On Friday, February 7, 2020, the California Attorney General’s (AG) Office released modified regulations to the California Consumer Privacy Act (CCPA). The modified regulations incorporate amendments to the CCPA signed into law after the AG’s Office promulgated regulations in October 2019. The modified regulations also reflect public comments made during the initial comment period, which concluded in December 2019. Overall, the modified regulations provide helpful clarifications that should lessen compliance burdens for a number of industries. Of note, the modified regulations:
- Limit Definition of Personal Information. The modified regulations clarify that “personal information” does not include information that a business collected but cannot reasonably link to a consumer. For example, “if a business collects the IP addresses of visitors to its website but does not link the IP address to any particular consumer or household, and could not reasonably link the IP address with a particular consumer or household” then the IP address would not be “personal information.” This is a particularly important limitation for businesses that don’t have a direct relationship with California consumers but rather only collect personal information via the website.

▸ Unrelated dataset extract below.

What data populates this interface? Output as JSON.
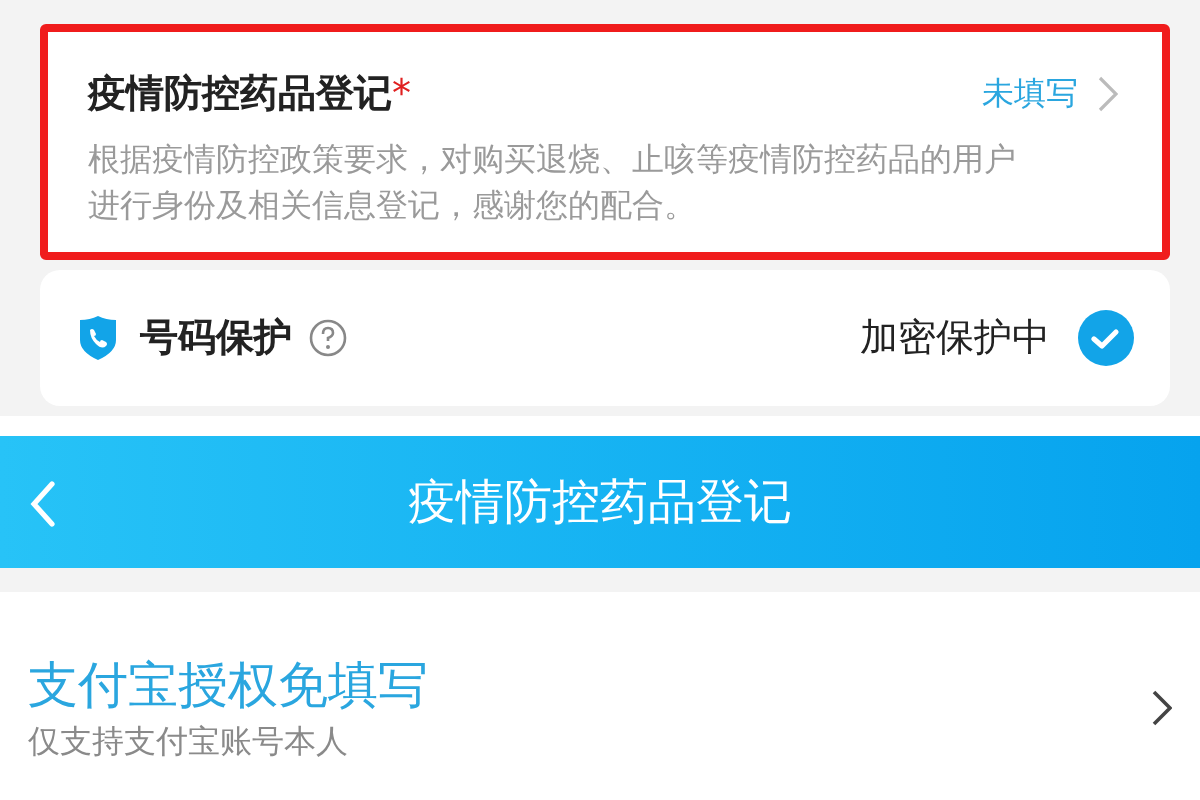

- Define Reasonable Accessibility. The initial proposed regulations included a new requirement that privacy policies and online notices be reasonably accessible, without offering any definition of the standards. The modified regulations state that reasonable accessibility means compliance with generally recognized industry standards, such as the Web Content Accessibility Guidelines, v2.1 – the prevailing standard used for ensuring compliance with the Americans with Disability Act (ADA) website accessibility requirements.
- Requiring Just–in–Time Notice for Unexpected Data Collection: The modified regulations state, “When a business collects personal information from a consumer’s mobile device for a purpose that the consumer would not reasonably expect, it shall provide a just-in-time notice containing a summary of the categories of personal information being collected and a link to the full notice at collection. For example, if the business offers a flashlight application and the application collects geolocation information, the business shall provide a just-in-time notice, such as through a pop-up window when the consumer opens the application, which contains the information required by this subsection.” This requirement aligns with Federal Trade Commission (FTC) guidelines and the 2020 Network Advertising Initiative (NAI) Code of Conduct.
- Removal of Webform Requirement. The modified regulations remove a requirement set forth in the initial proposed regulations requiring businesses to provide two or more methods for consumers to submit consumer access requests, one of which was an interactive webform. The modified regulations permit businesses to meet this requirement by providing a toll-free number and a designated email address.
- Limiting Search Obligations in Response to Right to Know Requests. The modified regulations clarify that a business is not required to search for personal information in response to a right to know request where the business: does not maintain the personal information in a searchable or reasonably accessible form; the business maintains the personal information for legal or compliance purposes; the business does not sell or use the personal information for a commercial purpose; and the business describes to the consumer the categories of records that may contain personal information that the business did not search. This limitation partly addresses the question of whether (and when) right to know requests include access to data held in hard to search, unstructured systems.
- Opt–Out buttons. The modified regulations includes examples of compliant opt-out buttons.
- Streamlining Requirements for Data Brokers. The initial proposed regulations required that a company selling information it had collected indirectly ensure that the first-party business had issued a “notice at collection” to the consumer. The current draft removes this requirement provided these third parties register as data brokers and include a link to their privacy policy, which contains opt-out instructions.
There are other changes to the regulations that have the effect of limiting some of the other compliance burdens for businesses. As expected, however, the modified regulations do not provide additional clarity regarding the meaning of “sale/sell/selling” or define what “reasonable data security” means.
The AG’s Office will accept public comments to the modified regulations until February 24, 2020. The regulations are expected to be finalized in April or May 2020.